Die Nebenschilddrüsen sind in der Regel vier wenige Millimeter große Drüsen, die sich in unmittelbarer Nachbarschaft direkt hinter der Schilddrüse befinden. Sie produzieren ein Hormon, das sog. „Parathormon“, welches den Calciumspiegel im Blut reguliert. Calcium wiederum ist entscheidend für den Knochenaufbau und die normale Nerven- und Muskelfunktion.

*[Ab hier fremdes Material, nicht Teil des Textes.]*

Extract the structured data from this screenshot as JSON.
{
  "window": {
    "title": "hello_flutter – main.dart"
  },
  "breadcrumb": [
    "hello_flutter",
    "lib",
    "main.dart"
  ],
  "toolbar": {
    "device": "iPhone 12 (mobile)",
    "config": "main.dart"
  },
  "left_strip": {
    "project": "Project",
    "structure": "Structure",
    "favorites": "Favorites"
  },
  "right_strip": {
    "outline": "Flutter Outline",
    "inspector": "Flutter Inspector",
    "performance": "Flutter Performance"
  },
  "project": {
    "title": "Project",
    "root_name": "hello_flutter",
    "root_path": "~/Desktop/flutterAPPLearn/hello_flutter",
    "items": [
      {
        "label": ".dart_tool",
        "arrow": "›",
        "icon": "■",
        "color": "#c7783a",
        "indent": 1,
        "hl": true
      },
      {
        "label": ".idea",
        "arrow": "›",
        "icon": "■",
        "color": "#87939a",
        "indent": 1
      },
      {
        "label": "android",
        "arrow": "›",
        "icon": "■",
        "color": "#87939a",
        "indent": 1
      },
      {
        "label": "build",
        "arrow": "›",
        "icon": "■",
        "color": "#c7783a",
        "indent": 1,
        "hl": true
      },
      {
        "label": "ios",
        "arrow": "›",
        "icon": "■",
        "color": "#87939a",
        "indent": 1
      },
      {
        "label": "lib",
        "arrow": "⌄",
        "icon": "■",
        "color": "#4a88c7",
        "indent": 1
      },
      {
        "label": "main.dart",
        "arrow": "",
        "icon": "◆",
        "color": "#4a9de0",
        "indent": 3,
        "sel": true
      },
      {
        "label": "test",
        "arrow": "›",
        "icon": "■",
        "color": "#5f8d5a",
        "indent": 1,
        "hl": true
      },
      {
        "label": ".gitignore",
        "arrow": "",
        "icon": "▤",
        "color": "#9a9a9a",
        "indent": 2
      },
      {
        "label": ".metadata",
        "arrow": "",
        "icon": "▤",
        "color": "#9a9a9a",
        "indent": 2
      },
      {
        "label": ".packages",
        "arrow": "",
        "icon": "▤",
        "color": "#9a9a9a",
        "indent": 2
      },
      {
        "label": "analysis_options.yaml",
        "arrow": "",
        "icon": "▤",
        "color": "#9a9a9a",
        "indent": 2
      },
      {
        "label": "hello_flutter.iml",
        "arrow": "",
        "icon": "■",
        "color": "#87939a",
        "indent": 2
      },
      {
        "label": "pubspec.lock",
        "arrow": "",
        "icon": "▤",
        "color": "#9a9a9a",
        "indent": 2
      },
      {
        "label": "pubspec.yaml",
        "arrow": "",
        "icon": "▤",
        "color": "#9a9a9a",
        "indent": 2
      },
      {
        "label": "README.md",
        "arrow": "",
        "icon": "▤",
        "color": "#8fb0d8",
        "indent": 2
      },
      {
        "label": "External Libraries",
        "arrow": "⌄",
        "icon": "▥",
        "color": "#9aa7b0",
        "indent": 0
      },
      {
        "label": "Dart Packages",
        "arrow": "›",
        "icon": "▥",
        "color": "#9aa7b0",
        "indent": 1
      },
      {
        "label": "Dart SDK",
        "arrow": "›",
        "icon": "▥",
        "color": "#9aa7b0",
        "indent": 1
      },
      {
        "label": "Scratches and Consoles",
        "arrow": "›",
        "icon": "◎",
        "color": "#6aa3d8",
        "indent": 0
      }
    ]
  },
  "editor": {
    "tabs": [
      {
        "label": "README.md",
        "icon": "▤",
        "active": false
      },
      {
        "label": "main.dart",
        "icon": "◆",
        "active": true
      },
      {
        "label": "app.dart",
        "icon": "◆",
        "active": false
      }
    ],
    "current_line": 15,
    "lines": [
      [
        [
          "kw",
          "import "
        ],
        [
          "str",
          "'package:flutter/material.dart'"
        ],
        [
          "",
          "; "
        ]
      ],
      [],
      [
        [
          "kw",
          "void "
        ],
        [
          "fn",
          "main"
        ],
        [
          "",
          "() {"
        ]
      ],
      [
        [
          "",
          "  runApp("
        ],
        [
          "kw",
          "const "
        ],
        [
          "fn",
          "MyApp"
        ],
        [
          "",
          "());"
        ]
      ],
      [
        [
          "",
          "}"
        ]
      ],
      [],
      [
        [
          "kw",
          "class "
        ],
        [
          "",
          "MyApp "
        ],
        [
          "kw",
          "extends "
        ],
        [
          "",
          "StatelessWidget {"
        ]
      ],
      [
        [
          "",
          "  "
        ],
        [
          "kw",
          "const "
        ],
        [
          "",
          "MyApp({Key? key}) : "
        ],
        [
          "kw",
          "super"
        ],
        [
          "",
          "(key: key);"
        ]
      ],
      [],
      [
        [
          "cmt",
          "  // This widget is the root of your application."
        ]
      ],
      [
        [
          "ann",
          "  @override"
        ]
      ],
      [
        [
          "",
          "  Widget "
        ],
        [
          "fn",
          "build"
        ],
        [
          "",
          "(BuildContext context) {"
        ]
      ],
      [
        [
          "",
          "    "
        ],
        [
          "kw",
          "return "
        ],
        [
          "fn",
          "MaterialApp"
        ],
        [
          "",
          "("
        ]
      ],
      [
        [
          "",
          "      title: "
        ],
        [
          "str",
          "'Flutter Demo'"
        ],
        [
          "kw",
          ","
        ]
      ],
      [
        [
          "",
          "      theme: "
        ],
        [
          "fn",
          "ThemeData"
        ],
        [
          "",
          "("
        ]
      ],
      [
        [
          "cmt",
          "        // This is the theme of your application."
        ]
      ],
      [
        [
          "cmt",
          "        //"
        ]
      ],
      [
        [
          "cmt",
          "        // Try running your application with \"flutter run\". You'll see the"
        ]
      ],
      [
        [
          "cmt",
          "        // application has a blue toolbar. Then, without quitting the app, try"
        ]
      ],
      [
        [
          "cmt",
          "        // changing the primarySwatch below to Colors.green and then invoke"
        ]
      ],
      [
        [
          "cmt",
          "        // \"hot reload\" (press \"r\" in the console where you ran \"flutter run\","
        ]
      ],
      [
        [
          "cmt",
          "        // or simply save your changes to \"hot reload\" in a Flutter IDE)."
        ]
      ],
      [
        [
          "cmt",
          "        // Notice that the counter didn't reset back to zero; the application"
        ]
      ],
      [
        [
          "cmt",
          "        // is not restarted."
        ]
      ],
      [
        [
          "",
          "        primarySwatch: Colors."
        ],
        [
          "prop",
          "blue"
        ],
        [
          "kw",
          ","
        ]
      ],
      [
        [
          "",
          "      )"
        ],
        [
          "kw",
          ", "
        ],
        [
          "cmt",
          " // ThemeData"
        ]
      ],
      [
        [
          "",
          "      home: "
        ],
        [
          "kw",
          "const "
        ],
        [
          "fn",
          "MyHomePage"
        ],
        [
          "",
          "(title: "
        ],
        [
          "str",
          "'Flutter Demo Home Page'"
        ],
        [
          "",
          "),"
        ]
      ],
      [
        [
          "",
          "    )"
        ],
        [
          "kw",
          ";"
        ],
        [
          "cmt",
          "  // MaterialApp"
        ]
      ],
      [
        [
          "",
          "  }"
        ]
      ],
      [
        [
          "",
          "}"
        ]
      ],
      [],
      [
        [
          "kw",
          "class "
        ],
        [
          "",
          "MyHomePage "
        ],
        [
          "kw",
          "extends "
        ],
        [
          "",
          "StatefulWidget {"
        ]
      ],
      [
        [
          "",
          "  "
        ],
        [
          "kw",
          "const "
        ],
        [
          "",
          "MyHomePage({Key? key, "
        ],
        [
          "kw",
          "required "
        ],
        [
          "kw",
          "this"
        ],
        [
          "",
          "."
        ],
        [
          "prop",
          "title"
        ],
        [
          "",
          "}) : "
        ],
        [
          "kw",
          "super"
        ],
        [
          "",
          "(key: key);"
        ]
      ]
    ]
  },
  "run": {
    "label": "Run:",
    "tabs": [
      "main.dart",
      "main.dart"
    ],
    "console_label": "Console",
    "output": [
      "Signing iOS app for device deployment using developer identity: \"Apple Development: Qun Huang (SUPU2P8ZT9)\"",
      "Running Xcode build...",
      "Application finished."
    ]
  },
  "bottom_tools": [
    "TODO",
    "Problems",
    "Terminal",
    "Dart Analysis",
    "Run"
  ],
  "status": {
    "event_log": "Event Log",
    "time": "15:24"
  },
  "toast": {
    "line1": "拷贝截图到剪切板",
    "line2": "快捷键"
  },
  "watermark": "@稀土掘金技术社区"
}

Die häufigste Erkrankung der Nebenschilddrüsen ist eine Überfunktion durch eine gutartige Wucherung meist nur einer Nebenschilddrüse (Nebenschilddrüsenadenom), wodurch es zu einer überschießenden Bildung des Parathormons kommt. Der bei diesem sog. „Primären Hyperparathyreoidismus“ deutlich erhöhte Calciumspiegel im Blut kann zu einer Vielfalt von Symptomen und Krankheiten führen:

  • Nieren- und Gallensteinen
  • Magengeschwüre
  • Muskel- und Knochenschmerzen
  • Müdigkeit und Konzentrationsschwäche
  • Depressionen
  • Juckreiz

Da diese Symptome jedoch wenig wegweisend sind, wird die Erkrankung heute oftmals durch eine festgestellte Calciumerhöhung im Blut (Hypercalciämie) im Rahmen einer Routineuntersuchung beim Hausarzt bemerkt.

Diagnostik

Bei dem Verdacht auf eine Nebenschilddrüsenerkrankung sind in der Regel zwei Untersuchungen erforderlich:

Ultraschall der Halsregion (Sonographie)

Hierdurch lässt sich in vielen Fällen, aber nicht immer sicher, die vergrößerte Nebenschilddrüse darstellen und zudem die Schilddrüse mitbeurteilen.

Laboruntersuchung

In einer Blutentnahme werden das Parathormon, das Calcium und der Phosphatspiegel bestimmt. Ist das Parathormon und der Calciumspiegel erhöht, ist die Diagnose eines „primären Hyperparathyreoidismus“ gesichert.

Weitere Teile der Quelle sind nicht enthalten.